Les terminologies usuelles du contrôle de l'application des lois n'ont qu'une valeur indicative : ainsi, une loi contenant une majorité de dispositions d'application directe peut rester répertoriée parmi les lois « non mises en application » tant qu'elle n'a reçu aucun des textes réglementaires -fût-il unique- demandés par le législateur ; en pareille hypothèse, cette loi, bien que dite « non mise en application », peut fort bien être presque entièrement entrée en vigueur.

Dans le même ordre d'idée, la notion de loi « totalement » ou « partiellement » applicable recouvre des réalités très différentes. Ainsi, un seul décret suffit à faire entrer une loi dans la catégorie « partiellement mise en application », alors même qu'un très grand nombre d'autres textes réglementaires nécessités par cette même loi resteraient en souffrance...

Sur le plan qualitatif, de simples pourcentages de mise en application ne rendent pas compte de l'effort réglementaire réel déployé par le Gouvernement, selon l'ampleur des lois considérées et la complexité des décrets à prendre ; ainsi, la publication de « seulement » 70 % des mesures réglementaires d'un texte qui en nécessite 40 (soit 28 décrets ou arrêtés) représente une production normative bien plus considérable que la mise en application « à 100 % » d'une loi ne nécessitant qu'un seul décret.

Enfin, il peut y avoir un véritable hiatus entre l'applicabilité théorique et l'application réelle , comme l'a bien mis en évidence le rapport d'information de votre commission sur la mise en oeuvre de la loi du 5 janvier 2010 sur la reconnaissance et l'indemnisation des victimes des essais nucléaires français (rapport n° 856 du 18 septembre 2013). Les deux rapporteurs, Mme Corinne Bouchoux et Jean-Claude Lenoir, ont en effet constaté que cette loi, qui visait à reconnaître et à permettre l'indemnisation des conséquences sanitaires -tant sur les travailleurs que sur les populations locales- des essais nucléaires menés en 1959 et 1996 au Sahara puis en Polynésie française, était pratiquement restée lettre morte, alors qu'elle avait reçu en temps utile ses décrets d'application et que les crédits nécessaires à l'indemnisation des victimes avaient été dûment provisionnés. Ce texte figurait ainsi dans la catégorie des « lois totalement applicables » au sens du contrôle de l'application des lois, tout en restant pratiquement inappliquée dans les faits.

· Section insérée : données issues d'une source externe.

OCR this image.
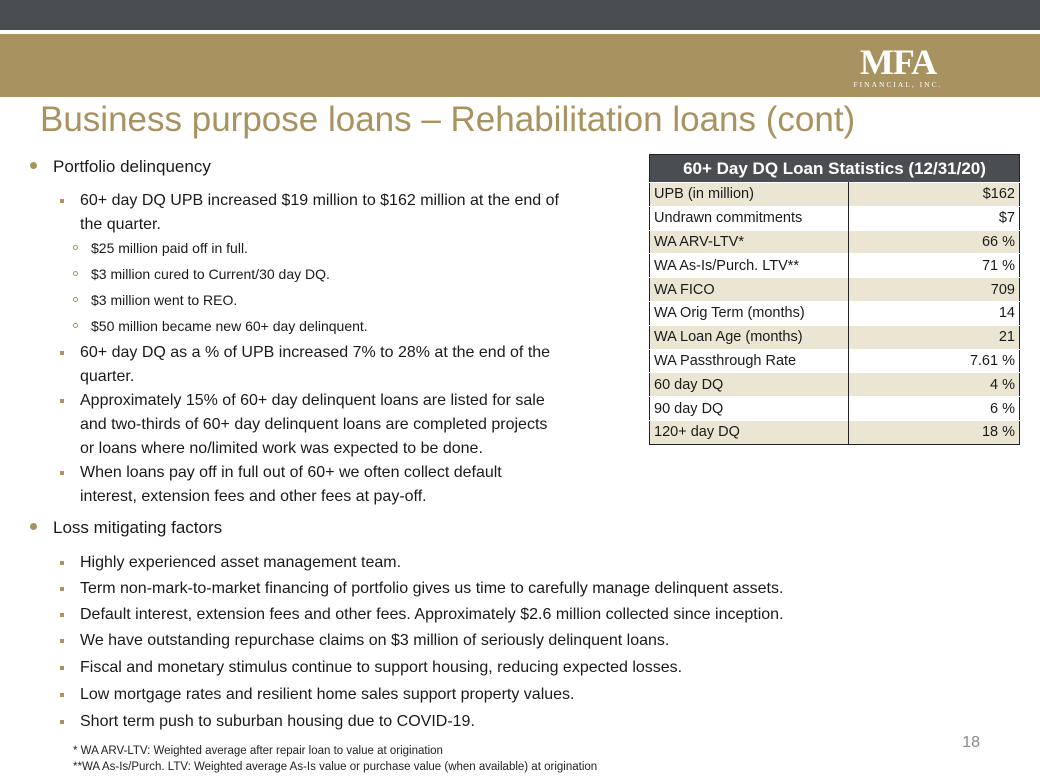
MFA
FINANCIAL, INC.
Business purpose loans – Rehabilitation loans (cont)
Portfolio delinquency
60+ day DQ UPB increased $19 million to $162 million at the end of
the quarter.
$25 million paid off in full.
$3 million cured to Current/30 day DQ.
$3 million went to REO.
$50 million became new 60+ day delinquent.
60+ day DQ as a % of UPB increased 7% to 28% at the end of the
quarter.
Approximately 15% of 60+ day delinquent loans are listed for sale
and two-thirds of 60+ day delinquent loans are completed projects
or loans where no/limited work was expected to be done.
When loans pay off in full out of 60+ we often collect default
interest, extension fees and other fees at pay-off.
Loss mitigating factors
Highly experienced asset management team.
Term non-mark-to-market financing of portfolio gives us time to carefully manage delinquent assets.
Default interest, extension fees and other fees. Approximately $2.6 million collected since inception.
We have outstanding repurchase claims on $3 million of seriously delinquent loans.
Fiscal and monetary stimulus continue to support housing, reducing expected losses.
Low mortgage rates and resilient home sales support property values.
Short term push to suburban housing due to COVID-19.
60+ Day DQ Loan Statistics (12/31/20)	
UPB (in million)	$162
Undrawn commitments	$7
WA ARV-LTV*	66 %
WA As-Is/Purch. LTV**	71 %
WA FICO	709
WA Orig Term (months)	14
WA Loan Age (months)	21
WA Passthrough Rate	7.61 %
60 day DQ	4 %
90 day DQ	6 %
120+ day DQ	18 %
18
* WA ARV-LTV: Weighted average after repair loan to value at origination
**WA As-Is/Purch. LTV: Weighted average As-Is value or purchase value (when available) at origination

* 3 Ainsi, à une date donnée, l'outil statistique du Sénat (la base APLEG) enregistre comme « disposition législative appelant une mesure d'application » les articles de loi à entrée en vigueur différée que, pour sa part, le Gouvernement ne comptabilise qu'au moment où ils entrent effectivement en vigueur (il considère que par définition, un article qui n'est pas en vigueur est en tout état de cause insusceptible d'être mis en application). De même, le Sénat inclut dans ses statistiques les arrêtés ministériels, là où le Gouvernement ne décompte que les décrets ; inversement, le Sénat ne comptabilise pas en « mesures attendues » les décrets dont le pouvoir exécutif prend l'initiative pour permettre l'application de dispositions législatives qui, au départ, n'en avaient pas envisagé la nécessité (« mesures spontanées »).